透析を行うためには十分な血液量が必要となります。
透析はおおよそ1分間当たり150~250ml程度の血液を体外へ運びだし、老廃物を除去し正常化することを行っております。十分な血液を循環させ治療するためには、良いバスキュラーアクセス(シャントなど)が必要となります。
バスキュラーアクセスには、シャント(動脈と静脈を吻合したもの)、人工血管(グラフト)、動脈表在化、テシオカテーテルなどが挙げられます。
いずれも透析に必要な血液量が確保できるように工夫され、それぞれ特徴を有していますが、一般的にはシャントが用いられています。
動脈と静脈を吻合することによって、動脈を流れる血流の一部が静脈に流れこみ、静脈(シャント)の血流量が増加するために透析に必要な血流量が確保できるようになります。
しかしシャントは長い期間を経ることで蛇行し、静脈に元々存在する弁と呼ばれる門によって乱流が生じたり、また何度も穿刺を受けることによって狭窄を引き起こすことによって、透析ができなくなるなどのトラブルが発生してきます。
それを「シャントトラブル」と呼びます。
以前は「シャントトラブル」=「シャント閉塞」であり、一両日中に緊急手術が必要になっていました。

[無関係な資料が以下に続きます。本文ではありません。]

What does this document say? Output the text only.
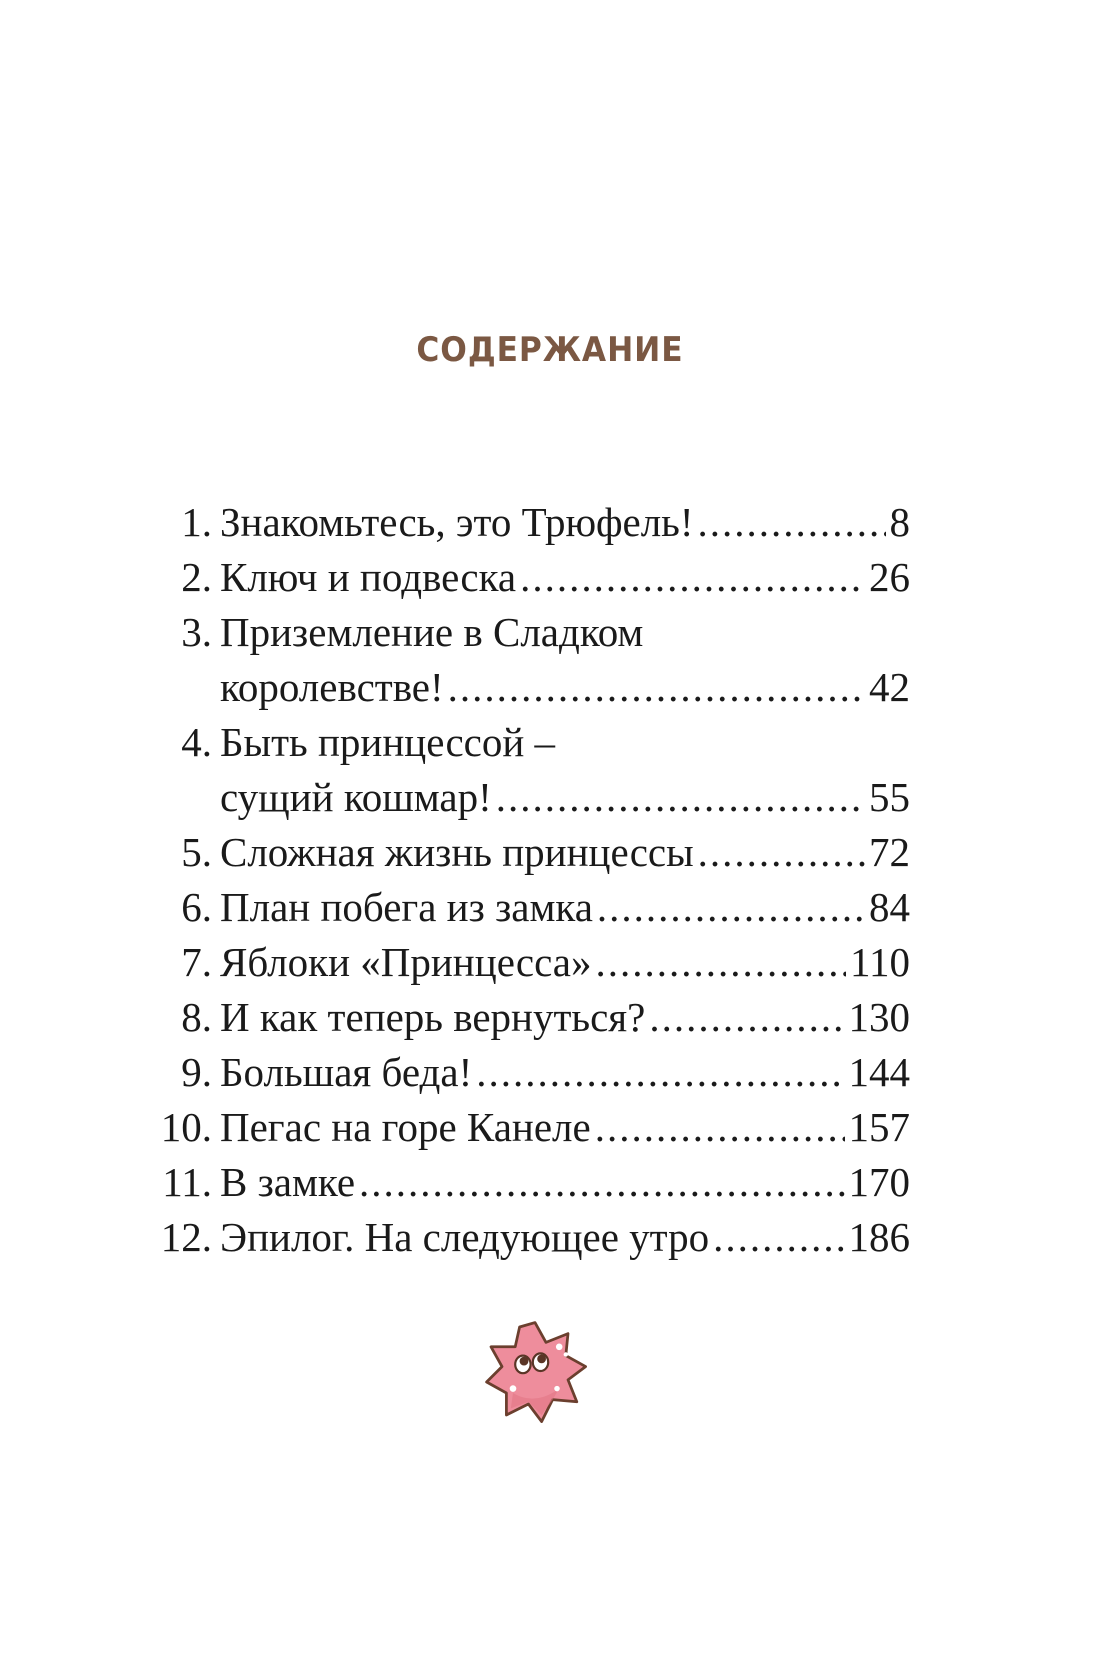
СОДЕРЖАНИЕ
1. Знакомьтесь, это Трюфель! .....	8
2. Ключ и подвеска .....	26
3. Приземление в Сладком
королевстве! .....	42
4. Быть принцессой –
сущий кошмар! .....	55
5. Сложная жизнь принцессы .....	72
6. План побега из замка .....	84
7. Яблоки «Принцесса» .....	110
8. И как теперь вернуться? .....	130
9. Большая беда! .....	144
10. Пегас на горе Канеле .....	157
11. В замке .....	170
12. Эпилог. На следующее утро .....	186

しかし透析患者様全てにとって「シャントトラブル」を減らし、良い透析を維持することは最も重要な課題の一つであり、当グループでは日頃から皆さまのシャントをチェックする体制を整えています。
具体的には、1~3ヶ月毎にスタッフによるシャントチェック(シャントスコアリングシートの活用)⇒医師による診察⇒必要に応じて超音波検査⇒造影検査⇒治療(バルーン拡張術(PTA)や手術)という体制を作っております。
そうすることで、できるだけ治療のための入院等が必要になる前に対応するようにしています。
入院は特に御高齢の患者様にとっては体力・筋力が極端に落ちるため、必要最低限であるべきと考えております。ある研究によると、2週間の入院によって筋力は約1.5kg落ちるとされています。
これはサルコペニアやPEWにつながるとされており、現在ではその対策が重要視されております。
患者様御本人にも、手で触れることや聴診器などを用いて音を確認するなど常日頃からシャントを気にしていただくようにすることで、より良いシャント維持をすることができます。
シャント狭窄のメカニズム
狭窄が出現すると、しばしば透析中に問題となる脱血不良やシャント腫脹・疼痛など様々な原因となります。
そのためにPTAによって定期的にメンテナンスをすることが必要となる場合があります。
当グループでは以前よりこの治療を導入したことで、緊急手術となる患者様の数は激減しました。
方法としては、放射線を用いて行うものと超音波を用いて行うものと2通りあります。
左の写真はPTA前の造影検査の写真です。黒く写っているのが、シャントになります。真ん中の写真では、狭い部分に対し、バルーン(風船)を膨らませて、血管を広げています。右の写真はPTA後の造影検査の写真です。
放射線を用いる場合は「手技が容易であり、再現性に優れ、治療中の血管破裂などのリスクが少ない」「シャント全体の評価が容易」などのメリットはありますが、「造影剤を使用するために、喘息などのアレルギーがある患者様には使用ができない」「放射線による被ばくの恐れ」があるなどのデメリットがあります。
放射線による被ばくは「放射線を使用する時間をできるだけ短くする」「放射線を使用する範囲を小さくする」「防護具を付ける」などによって、被ばく量を減らすようにしています。
超音波を用いる場合は「放射線被ばくがない」「アレルギーのある患者様にも使用できる」などのメリットはありますが、「手技が難しく、再現性が得られにくいために治療評価が難しい(=患者様も理解しにくい)」「出血など合併症に対応するのが遅れる可能性がある」「鎖骨下などの中心静脈の評価ができない」などのデメリットがあります。
それぞれ一長一短ですので、それぞれの状況に応じて対応することとしています。
但しPTAには限界もあり、PTAを施行しても3か月間保てない場合、血管の石灰化が原因である場合、コブが原因で過剰に血流が流れている場合、動脈の問題、患者様の通院が困難な場合などです。
これらの場合も状況に応じて、適切に対応させていただきます。
良いバスキュラーアクセスとは「透析に十分な血液量が確保でき、かつ心臓への負担の少ない血管」です。
シャントが過剰に発達する(肥大する等)と、透析中に問題が起きなくても心臓への負担が大きくなる場合もあります。
その場合は心臓への負担を軽減するために、PTAではなく手術(シャント再建=作り直す)をお勧めすることもあります。
その状態に応じて適切に判断する必要がありますので、主治医の先生とよく相談するようにしましょう。